Has the wider impact of London Metropolitan University’s Tier 4 licence suspension been properly considered?
Following the licence suspension of London Met, there has been around a 50% fall in British and EU student applications. Clearly London Met is suffering as a result, by what about the wider UK education sector?
Some people have interpreted the touch stance taken by the UK Border Agency (UKBA) with London Met as being an overall positive thing: Jason Kenney, Canadian Immigration Minister, is on the record as saying, “I read the London Met controversy as sending a strong message that the UK is going to maintain the integrity of its post-secondary brand to international students”.
Whilst it seems the majority of people can understand the motivation behind the UKBA’s actions in this particular case, may can’t understand the implementation. It’s actually hard to imagine how international students of London Metropolitan University could have been made to suffer any more – the fact that less than a month before the start of a new academic year in a foreign country they were told to find a different university, shows an apparent total disregard for their welfare.
So can we argue that the experience of international students at London Met has negatively impacted on the reputation of UK Education as a whole? Well, we could, but enough evidence is sparse at the moment.
Current data from the Universities and Colleges Admission Service (UCAS) paints a different story. Data released by UCAS in October 2012 showed an increase in applications: EU applications are up 1.8% and non-EU applications are up 5.1%. And despite the tighter restrictions on visas.
Further, UK universities actually believe that this upward trend is likely to continue. A recent Higher Education Funding Council for England (HEFCE) report projects a rise in income of 37% from non-EU students over the next three years. This doesn’t suggest there’s much of a faltering global reputation for UK Education.
The case for the London Met saga damaging the UK’s international reputation is also undermined by opinions of international students themselves. Whilst the story was widely covered in the UK, little attention was given to it overseas. In fact, many international students seem to know very little about the whole London Met controversy. What is more concerning to international students – and something they appear to be quite knowledgeable about – are the changes to study and post-study visas under the Points Based System (PBS).

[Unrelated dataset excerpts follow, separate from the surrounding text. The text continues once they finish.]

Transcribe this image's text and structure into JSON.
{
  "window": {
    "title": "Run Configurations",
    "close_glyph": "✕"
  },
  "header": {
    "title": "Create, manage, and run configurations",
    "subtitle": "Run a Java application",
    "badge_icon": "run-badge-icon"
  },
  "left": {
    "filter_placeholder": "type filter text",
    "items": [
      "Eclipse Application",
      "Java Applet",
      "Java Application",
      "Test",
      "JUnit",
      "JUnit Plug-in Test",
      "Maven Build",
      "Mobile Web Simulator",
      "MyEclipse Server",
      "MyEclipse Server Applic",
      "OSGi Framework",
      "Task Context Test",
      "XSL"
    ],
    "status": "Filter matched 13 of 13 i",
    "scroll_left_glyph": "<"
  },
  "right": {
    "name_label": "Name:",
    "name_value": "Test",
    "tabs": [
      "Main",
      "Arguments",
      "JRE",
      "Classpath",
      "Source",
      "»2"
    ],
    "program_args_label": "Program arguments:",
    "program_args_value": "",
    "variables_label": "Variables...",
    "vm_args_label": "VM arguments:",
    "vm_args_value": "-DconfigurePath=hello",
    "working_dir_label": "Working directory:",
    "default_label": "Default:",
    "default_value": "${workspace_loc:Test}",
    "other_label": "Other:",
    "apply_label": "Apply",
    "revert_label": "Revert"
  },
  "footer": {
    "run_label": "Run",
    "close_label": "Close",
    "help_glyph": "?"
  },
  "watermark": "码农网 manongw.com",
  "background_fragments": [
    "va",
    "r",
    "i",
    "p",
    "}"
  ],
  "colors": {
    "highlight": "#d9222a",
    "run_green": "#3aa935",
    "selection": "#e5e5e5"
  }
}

But, as with any story that seems too good to be true, there are some important caveats. First, the UCAS figures are very early figures and selected form a very limited dataset, covering applications for Oxbridge and medicine courses. However, London Metropolitan University is closer to the bottom of UK University Rankings and the relevance of UCAS’ early figures to London Met – or similarly universities – is certainly questionable. It should go without saying that those international students applying to the UK’s top universities would generally be unconcerned by the London Met saga.
Second, the HEFCE report can also be easily scrutinised – “…these forecasts were prepared before the UKBA decision to revoke London Metropolitan University’s licence was announced”. Indeed, despite their own report, they are on record as saying there is a major risk of “reputational damage”.
So, whilst there is little evidence available today that the London Met saga has impacted negatively on the wider industry, it must be said that it is still probably too early to tell. Many people agree that the industry is on the edge of a slippery slope. Without doubt, over the past two years, it has appeared that the UK education sector has been under heavy attack – the London Met saga, as part of an accumulation of factors, could be the straw that breaks the camel’s back. There is a very real danger of long-term damage.
The biggest area of concern is that the handling of London Metropolitan University could have set a precedent for future cases. Tougher visa restrictions, increased fees, further education budget cuts and a changing UKBA all provide a negative affect, which cumulatively , could have serious implications.